Münafık sahip olduğu her şeyi, büyüklüğünü vurgulamak için önemli bir fırsat olarak görür. Allah’ın verdiği güzelliğini, sağlığını, gençliğini, bilgisini, kültürünü, yeteneğini, itibarını, maddi manevi sahip olduğu nimetleri hep insanlara üstünlük taslamak için kullanır. Kendisini ne kadar büyütürse, çevresindeki diğer insanları da o kadar aşağı görüp küçümsemeye başlar. Dünyanın en akıllı, en zeki, en yetenekli, en iyi konuşan, en iyi yazı yazan kişisinin kendisi olduğu kanaatindedir. Hatta pek çok konuda kendisinin dünya çapında tüm insanlar arasında nadir rastlanacak mükemmellikte ve yetenekte bir insan olduğuna inanmaya başlar. Bu bakış açısının sonunda da iyice azgınlaşır. Allah münafıkların bu giderek artan büyüklük tutkusunu bir ayette “… Onların göğüslerinde kendisine ulaşamayacakları bir büyüklük (isteğin)den başkası yoktur…” (Mümin Suresi, 56) sözleriyle açıklamıştır.
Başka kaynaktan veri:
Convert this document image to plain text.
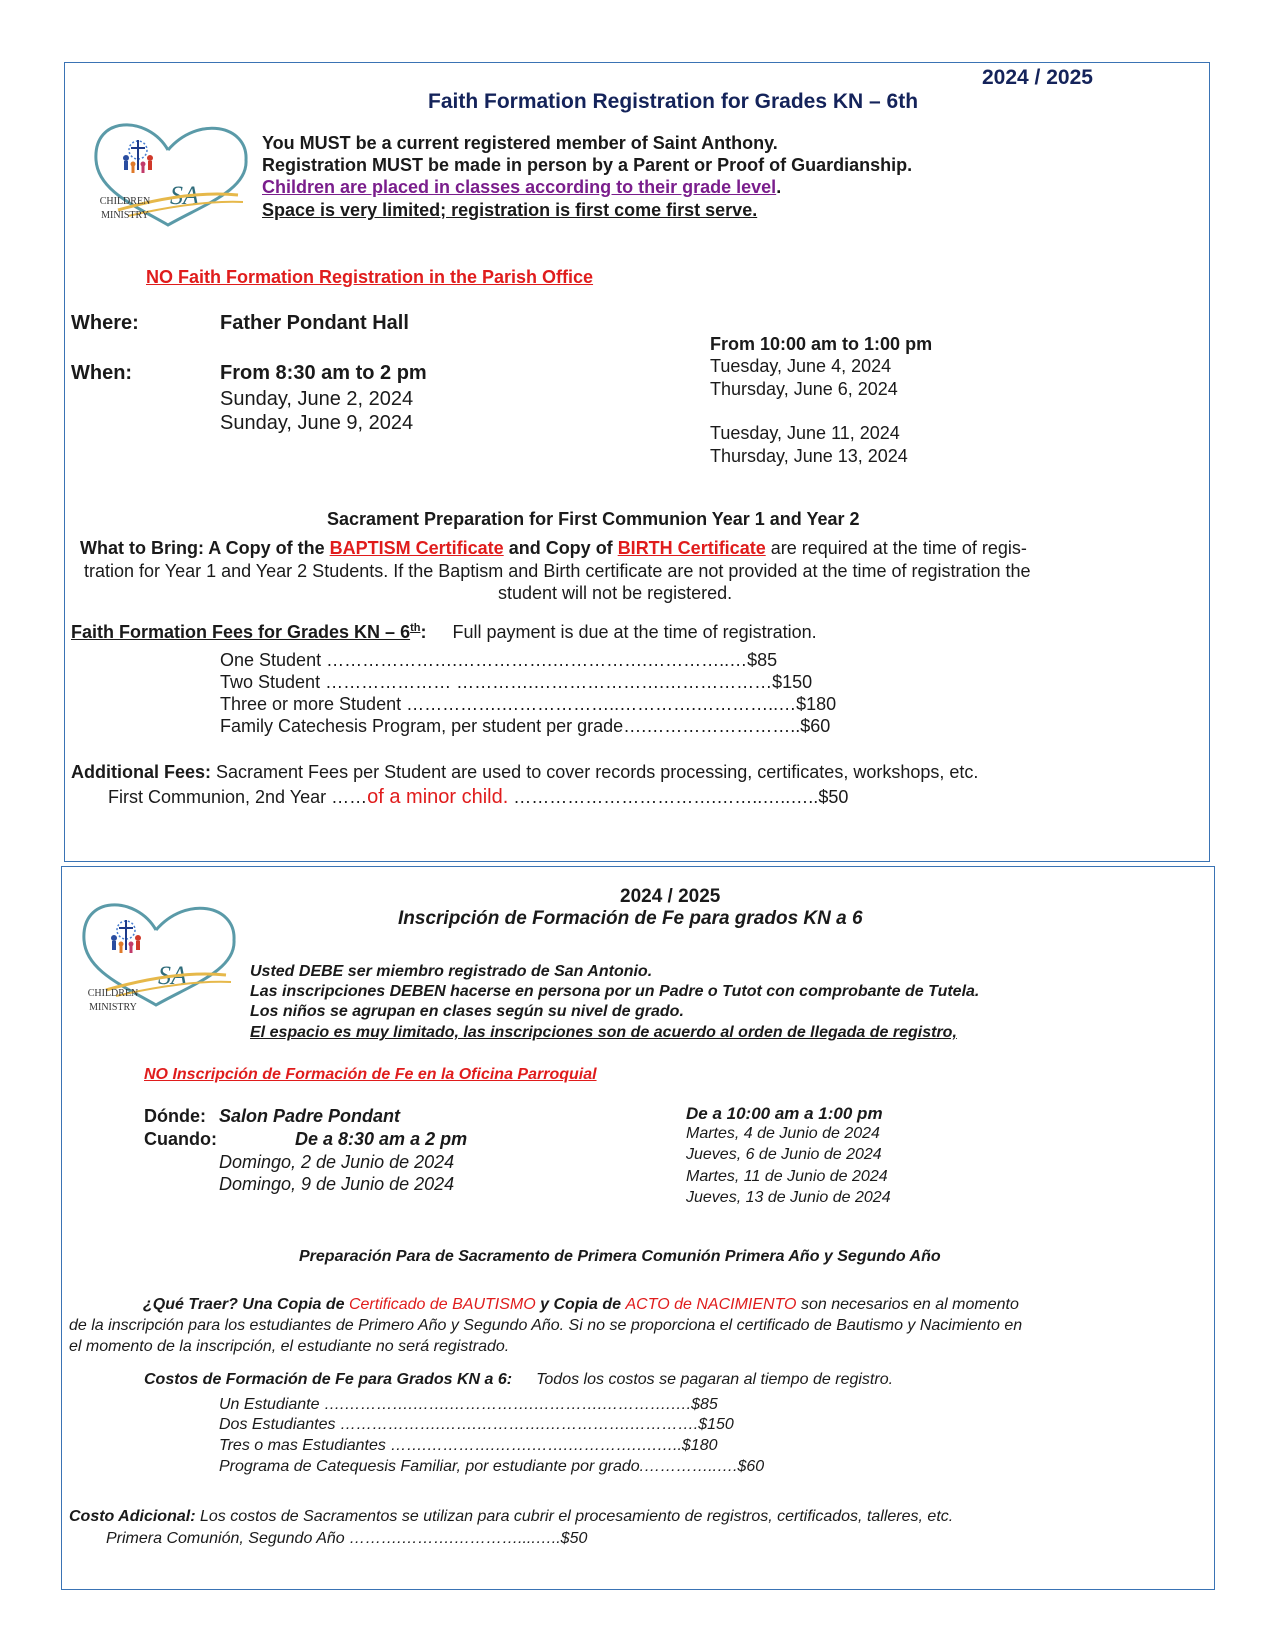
2024 / 2025
Faith Formation Registration for Grades KN – 6th
SA
CHILDREN MINISTRY
You MUST be a current registered member of Saint Anthony.
Registration MUST be made in person by a Parent or Proof of Guardianship.
Children are placed in classes according to their grade level.
Space is very limited; registration is first come first serve.
NO Faith Formation Registration in the Parish Office
Where:	Father Pondant Hall
When:	From 8:30 am to 2 pm
Sunday, June 2, 2024
Sunday, June 9, 2024
From 10:00 am to 1:00 pm
Tuesday, June 4, 2024
Thursday, June 6, 2024
Tuesday, June 11, 2024
Thursday, June 13, 2024
Sacrament Preparation for First Communion Year 1 and Year 2
What to Bring: A Copy of the BAPTISM Certificate and Copy of BIRTH Certificate are required at the time of regis-
tration for Year 1 and Year 2 Students. If the Baptism and Birth certificate are not provided at the time of registration the
student will not be registered.
Faith Formation Fees for Grades KN – 6th: Full payment is due at the time of registration.
One Student ………………….…………….…………….…………..…$85
Two Student ………………… ………….………………….………………$150
Three or more Student …………….………………..………….…………..…$180
Family Catechesis Program, per student per grade….……………………..$60
Additional Fees: Sacrament Fees per Student are used to cover records processing, certificates, workshops, etc.
First Communion, 2nd Year ……of a minor child. …………………………….……..…..…..$50
2024 / 2025
Inscripción de Formación de Fe para grados KN a 6
SA
CHILDREN MINISTRY
Usted DEBE ser miembro registrado de San Antonio.
Las inscripciones DEBEN hacerse en persona por un Padre o Tutot con comprobante de Tutela.
Los niños se agrupan en clases según su nivel de grado.
El espacio es muy limitado, las inscripciones son de acuerdo al orden de llegada de registro,
NO Inscripción de Formación de Fe en la Oficina Parroquial
Dónde: Salon Padre Pondant
Cuando:	De a 8:30 am a 2 pm
Domingo, 2 de Junio de 2024
Domingo, 9 de Junio de 2024
De a 10:00 am a 1:00 pm
Martes, 4 de Junio de 2024
Jueves, 6 de Junio de 2024
Martes, 11 de Junio de 2024
Jueves, 13 de Junio de 2024
Preparación Para de Sacramento de Primera Comunión Primera Año y Segundo Año
¿Qué Traer? Una Copia de Certificado de BAUTISMO y Copia de ACTO de NACIMIENTO son necesarios en al momento
de la inscripción para los estudiantes de Primero Año y Segundo Año. Si no se proporciona el certificado de Bautismo y Nacimiento en
el momento de la inscripción, el estudiante no será registrado.
Costos de Formación de Fe para Grados KN a 6: Todos los costos se pagaran al tiempo de registro.
Un Estudiante ….………….…….…………….………….………….….$85
Dos Estudiantes ……………….…….………….…………….………….$150
Tres o mas Estudiantes …….………….…….…….………….….…..$180
Programa de Catequesis Familiar, por estudiante por grado.…………..….$60
Costo Adicional: Los costos de Sacramentos se utilizan para cubrir el procesamiento de registros, certificados, talleres, etc.
Primera Comunión, Segundo Año ……….……….…………....…..$50
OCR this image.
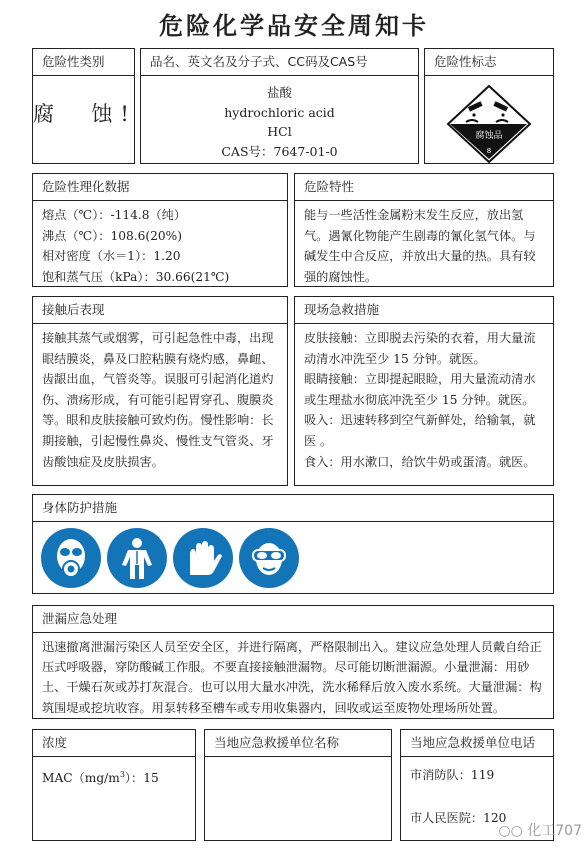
危险化学品安全周知卡
危险性类别
腐  蚀!
品名、英文名及分子式、CC码及CAS号
盐酸
hydrochloric acid
HCl
CAS号：7647-01-0
危险性标志
腐蚀品
8
危险性理化数据
熔点（℃）：-114.8（纯）
沸点（℃）：108.6(20%)
相对密度（水＝1）：1.20
饱和蒸气压（kPa）：30.66(21℃)
危险特性
能与一些活性金属粉末发生反应，放出氢气。遇氰化物能产生剧毒的氰化氢气体。与碱发生中合反应，并放出大量的热。具有较强的腐蚀性。
接触后表现
接触其蒸气或烟雾，可引起急性中毒，出现眼结膜炎，鼻及口腔粘膜有烧灼感，鼻衄、齿龈出血，气管炎等。误服可引起消化道灼伤、溃疡形成，有可能引起胃穿孔、腹膜炎等。眼和皮肤接触可致灼伤。慢性影响：长期接触，引起慢性鼻炎、慢性支气管炎、牙齿酸蚀症及皮肤损害。
现场急救措施
皮肤接触：立即脱去污染的衣着，用大量流动清水冲洗至少 15 分钟。就医。
眼睛接触：立即提起眼睑，用大量流动清水或生理盐水彻底冲洗至少 15 分钟。就医。
吸入：迅速转移到空气新鲜处，给输氧，就医 。
食入：用水漱口，给饮牛奶或蛋清。就医。
身体防护措施
泄漏应急处理
迅速撤离泄漏污染区人员至安全区，并进行隔离，严格限制出入。建议应急处理人员戴自给正压式呼吸器，穿防酸碱工作服。不要直接接触泄漏物。尽可能切断泄漏源。小量泄漏：用砂土、干燥石灰或苏打灰混合。也可以用大量水冲洗，洗水稀释后放入废水系统。大量泄漏：构筑围堤或挖坑收容。用泵转移至槽车或专用收集器内，回收或运至废物处理场所处置。
浓度
$MAC(mg/m^3)$：15
当地应急救援单位名称	当地应急救援单位电话
市消防队：119
市人民医院：120
○○ 化工707
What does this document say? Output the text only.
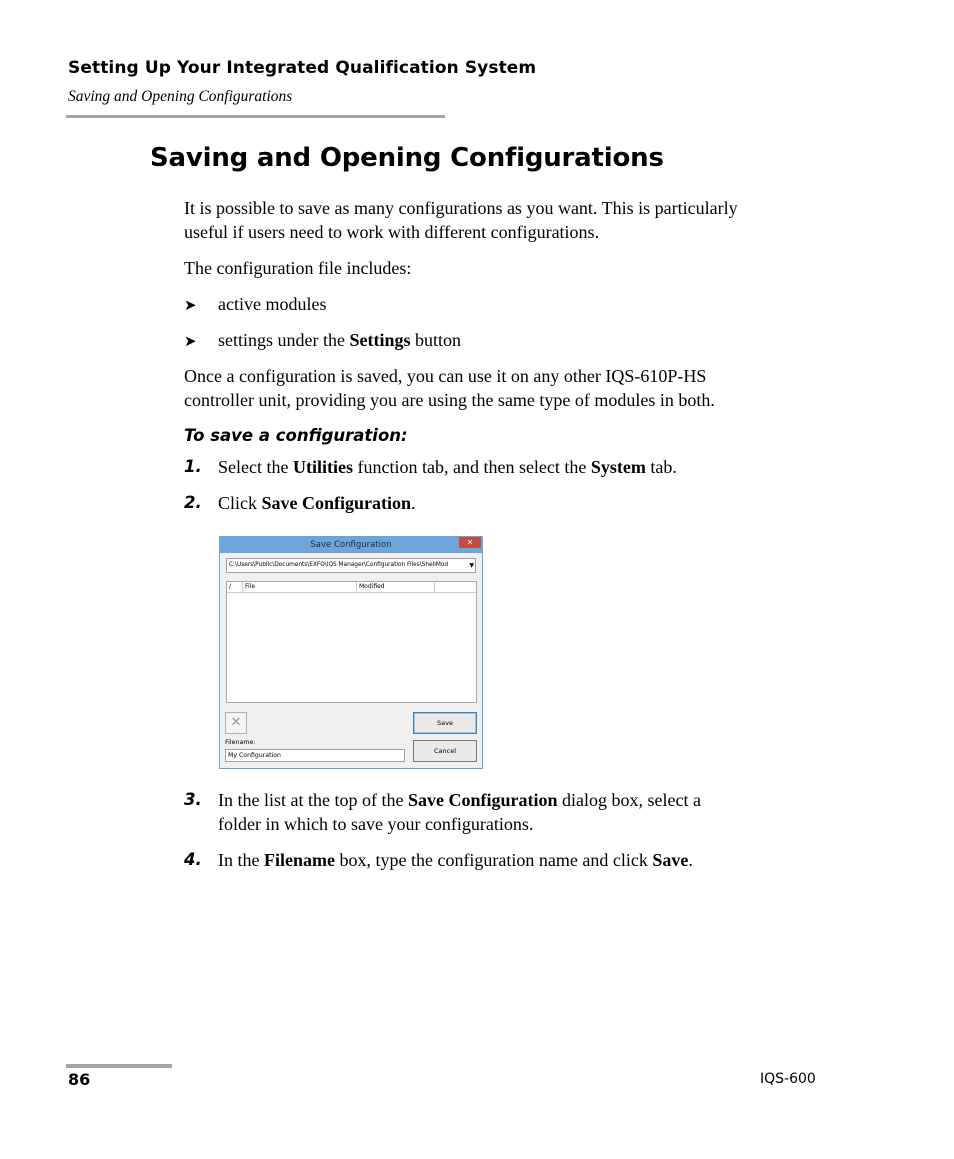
Setting Up Your Integrated Qualification System
Saving and Opening Configurations
Saving and Opening Configurations
It is possible to save as many configurations as you want. This is particularly
useful if users need to work with different configurations.
The configuration file includes:
➤ active modules
➤ settings under the Settings button
Once a configuration is saved, you can use it on any other IQS-610P-HS
controller unit, providing you are using the same type of modules in both.
To save a configuration:
1. Select the Utilities function tab, and then select the System tab.
2. Click Save Configuration.
Save Configuration	✕
C:\Users\Public\Documents\EXFO\IQS Manager\Configuration Files\ShellMod	▼
/	File	Modified
✕	Save
Cancel
Filename:
My Configuration
3. In the list at the top of the Save Configuration dialog box, select a
folder in which to save your configurations.
4. In the Filename box, type the configuration name and click Save.
86	IQS-600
Allah bir başka ayette de, “… Çünkü, Allah, her büyüklük taslayıp böbürleneni sevmez.” (Nisa Suresi, 36) sözleriyle bu ahlakı beğenmediğini bildirmiştir. Eğer bir Müslüman istemeden bunlardan herhangi birine benzer bir tavır gösterecek olsa, iman edenler ona Kuran ayetlerini ve Allah’ın bu tavrı beğenmediğini hatırlatırlar ve o da hemen bu hatasını düzeltir. Ama münafıkta böyle bir sonuç alabilmek mümkün olmaz. Kuran ayetleri münafığa etki etmez. Münafık ayetleri ne dinler ne de anlamlarını düşünür. Dolayısıyla da münafığı, içindeki bu büyüklük hırsından kurtulması için doğru yola çağırmak etkili olmaz. Allah münafığın bu tarz bir çağrı karşısında nasıl bir tavır göstereceğini bir Kuran ayetinde şöyle haber vermiştir:
Ona: “Allah’tan kork” denildiğinde, büyüklük gururu onu günaha sürükler, kuşatır. Böylesine cehennem yeter; ne kötü bir yataktır o. (Bakara Suresi, 206)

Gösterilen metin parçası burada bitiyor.